KAI Korea Aerospace Industries Ltd. is banking on an automated machining system to increase production volume when alternating between setups and machining. The system consists of seven high-performance machining centers, along with a rail-guided transport system with three loading and unloading stations. Sixty storage stations will link the seven machines.
KAI Korea Aerospace, in Sacheon City, South Korea, ordered seven Ecospeed F machining centers from Dorries Scharmann Technologie (DST) GmbH. The milling centers will be used to machine the wing ribs on the Airbus A 350 XWB.
With Sprint Z3 parallel kinematic machining heads made for cutting aluminum aircraft structures, the machines accommodate workpiece sizes up to a maximum of 2,000 mm by 6,000 mm. C axes are incorporated into the machine heads for positioning during angular drilling and milling.
The heads allow the machines to remove material at any dihedral angle between -130 degrees and +130 degrees, and the heads use tool interfaces as main spindles and can be interchanged automatically. This means that with 5-sided machining, the Ecospeed Fs offer more complex options than conventional milling machines, with interference contours between tool shafts and machining heads of only 50 mm.
Ecospeed F 120-kW spindles run at 30,000 rpm with maximum torques of 83 Nm.

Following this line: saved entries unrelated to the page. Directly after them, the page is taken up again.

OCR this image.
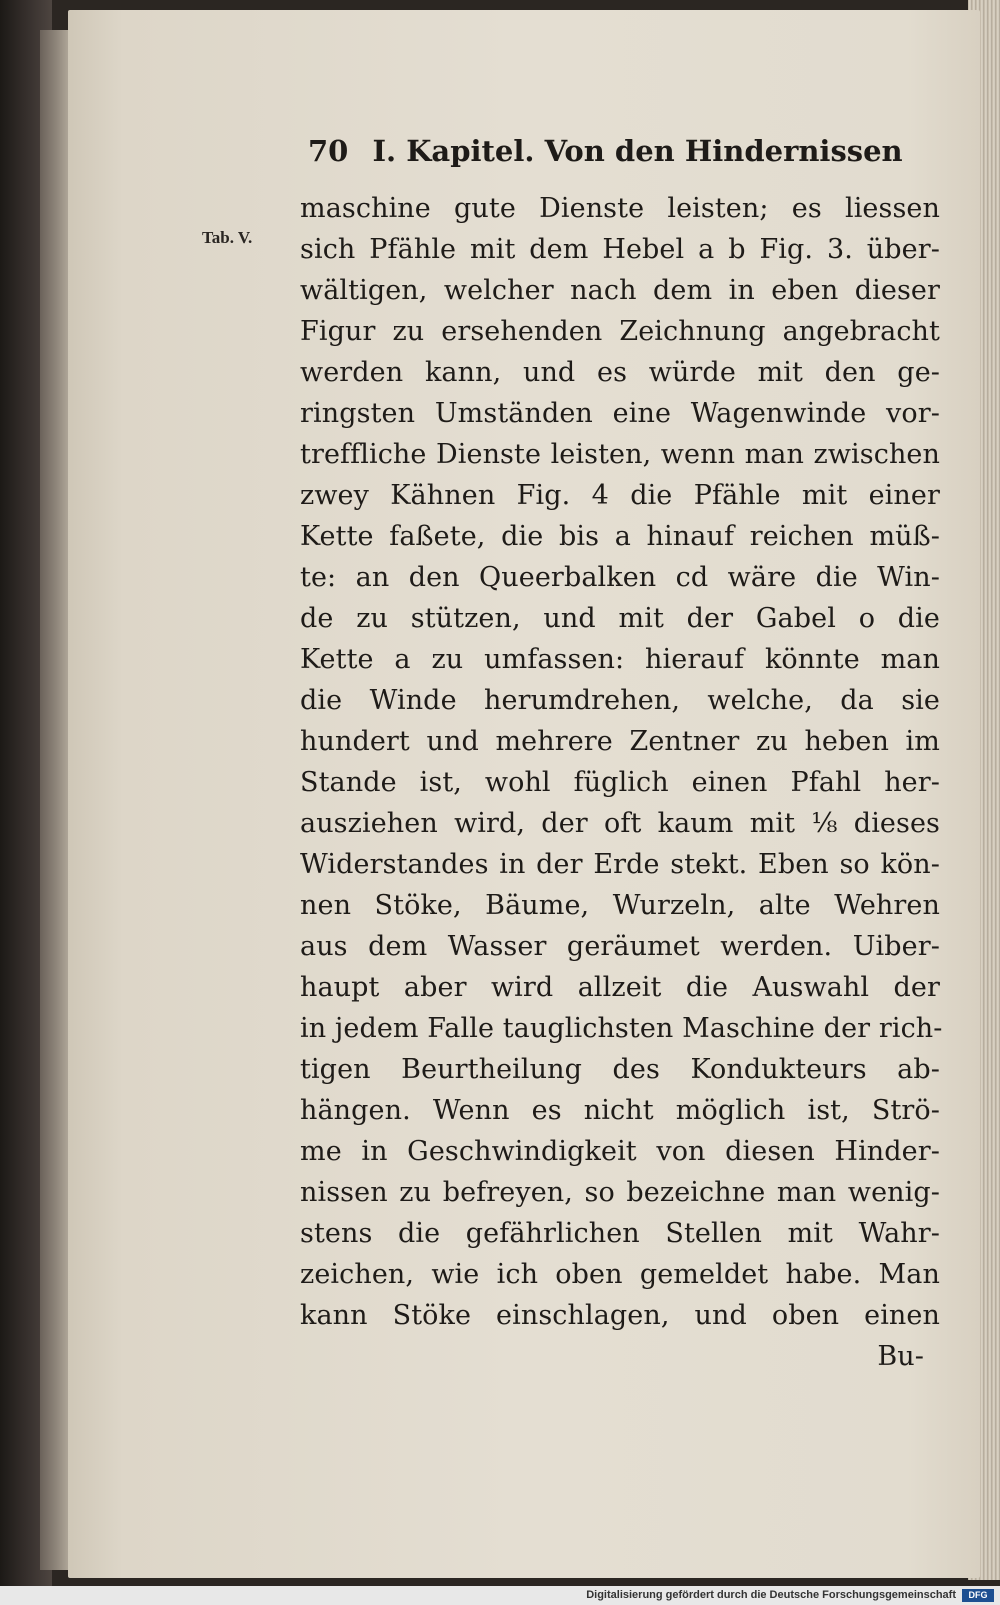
70 I. Kapitel. Von den Hindernissen
Tab. V.
maschine gute Dienste leisten; es liessen
sich Pfähle mit dem Hebel a b Fig. 3. über-
wältigen, welcher nach dem in eben dieser
Figur zu ersehenden Zeichnung angebracht
werden kann, und es würde mit den ge-
ringsten Umständen eine Wagenwinde vor-
treffliche Dienste leisten, wenn man zwischen
zwey Kähnen Fig. 4 die Pfähle mit einer
Kette faßete, die bis a hinauf reichen müß-
te: an den Queerbalken cd wäre die Win-
de zu stützen, und mit der Gabel o die
Kette a zu umfassen: hierauf könnte man
die Winde herumdrehen, welche, da sie
hundert und mehrere Zentner zu heben im
Stande ist, wohl füglich einen Pfahl her-
ausziehen wird, der oft kaum mit ⅛ dieses
Widerstandes in der Erde stekt. Eben so kön-
nen Stöke, Bäume, Wurzeln, alte Wehren
aus dem Wasser geräumet werden. Uiber-
haupt aber wird allzeit die Auswahl der
in jedem Falle tauglichsten Maschine der rich-
tigen Beurtheilung des Kondukteurs ab-
hängen. Wenn es nicht möglich ist, Strö-
me in Geschwindigkeit von diesen Hinder-
nissen zu befreyen, so bezeichne man wenig-
stens die gefährlichen Stellen mit Wahr-
zeichen, wie ich oben gemeldet habe. Man
kann Stöke einschlagen, und oben einen
Bu-
Digitalisierung gefördert durch die Deutsche Forschungsgemeinschaft	DFG
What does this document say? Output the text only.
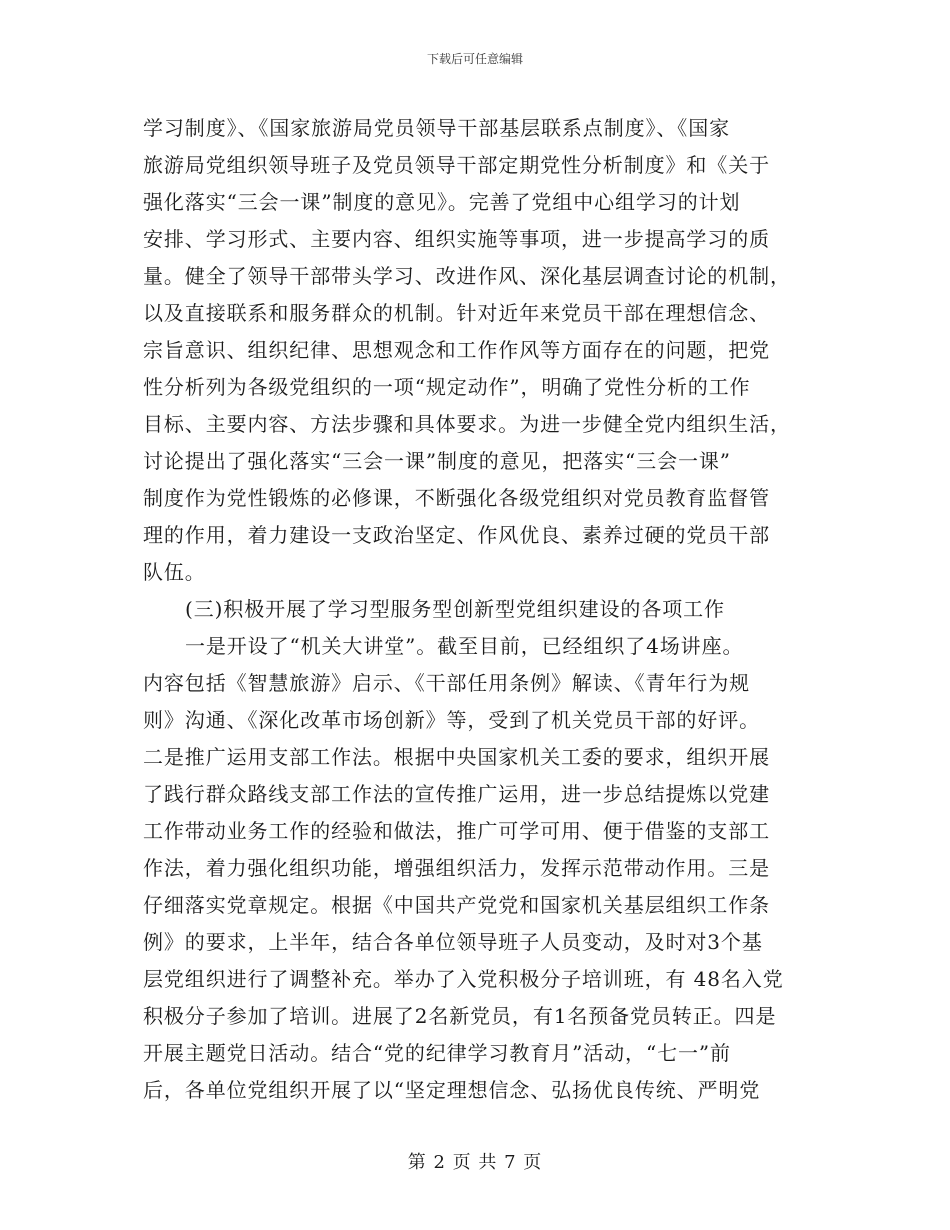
下载后可任意编辑
学习制度》、《国家旅游局党员领导干部基层联系点制度》、《国家
旅游局党组织领导班子及党员领导干部定期党性分析制度》和《关于
强化落实“三会一课”制度的意见》。完善了党组中心组学习的计划
安排、学习形式、主要内容、组织实施等事项，进一步提高学习的质
量。健全了领导干部带头学习、改进作风、深化基层调查讨论的机制，
以及直接联系和服务群众的机制。针对近年来党员干部在理想信念、
宗旨意识、组织纪律、思想观念和工作作风等方面存在的问题，把党
性分析列为各级党组织的一项“规定动作”，明确了党性分析的工作
目标、主要内容、方法步骤和具体要求。为进一步健全党内组织生活，
讨论提出了强化落实“三会一课”制度的意见，把落实“三会一课”
制度作为党性锻炼的必修课，不断强化各级党组织对党员教育监督管
理的作用，着力建设一支政治坚定、作风优良、素养过硬的党员干部
队伍。
(三)积极开展了学习型服务型创新型党组织建设的各项工作
一是开设了“机关大讲堂”。截至目前，已经组织了4场讲座。
内容包括《智慧旅游》启示、《干部任用条例》解读、《青年行为规
则》沟通、《深化改革市场创新》等，受到了机关党员干部的好评。
二是推广运用支部工作法。根据中央国家机关工委的要求，组织开展
了践行群众路线支部工作法的宣传推广运用，进一步总结提炼以党建
工作带动业务工作的经验和做法，推广可学可用、便于借鉴的支部工
作法，着力强化组织功能，增强组织活力，发挥示范带动作用。三是
仔细落实党章规定。根据《中国共产党党和国家机关基层组织工作条
例》的要求，上半年，结合各单位领导班子人员变动，及时对3个基
层党组织进行了调整补充。举办了入党积极分子培训班，有 48名入党
积极分子参加了培训。进展了2名新党员，有1名预备党员转正。四是
开展主题党日活动。结合“党的纪律学习教育月”活动，“七一”前
后，各单位党组织开展了以“坚定理想信念、弘扬优良传统、严明党
第 2 页 共 7 页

This, combined with Sprint Z3 heads, allows for higher feedrates than conventional machines, reported DST. Each machine also features a rack-type tool magazine with 125 positions, a vacuum workpiece clamping system, video monitoring and Siemens Sinumerik 840 D control system.
DST will deliver the first Ecospeed F to South Korea in November 2009, and the last in January 2014.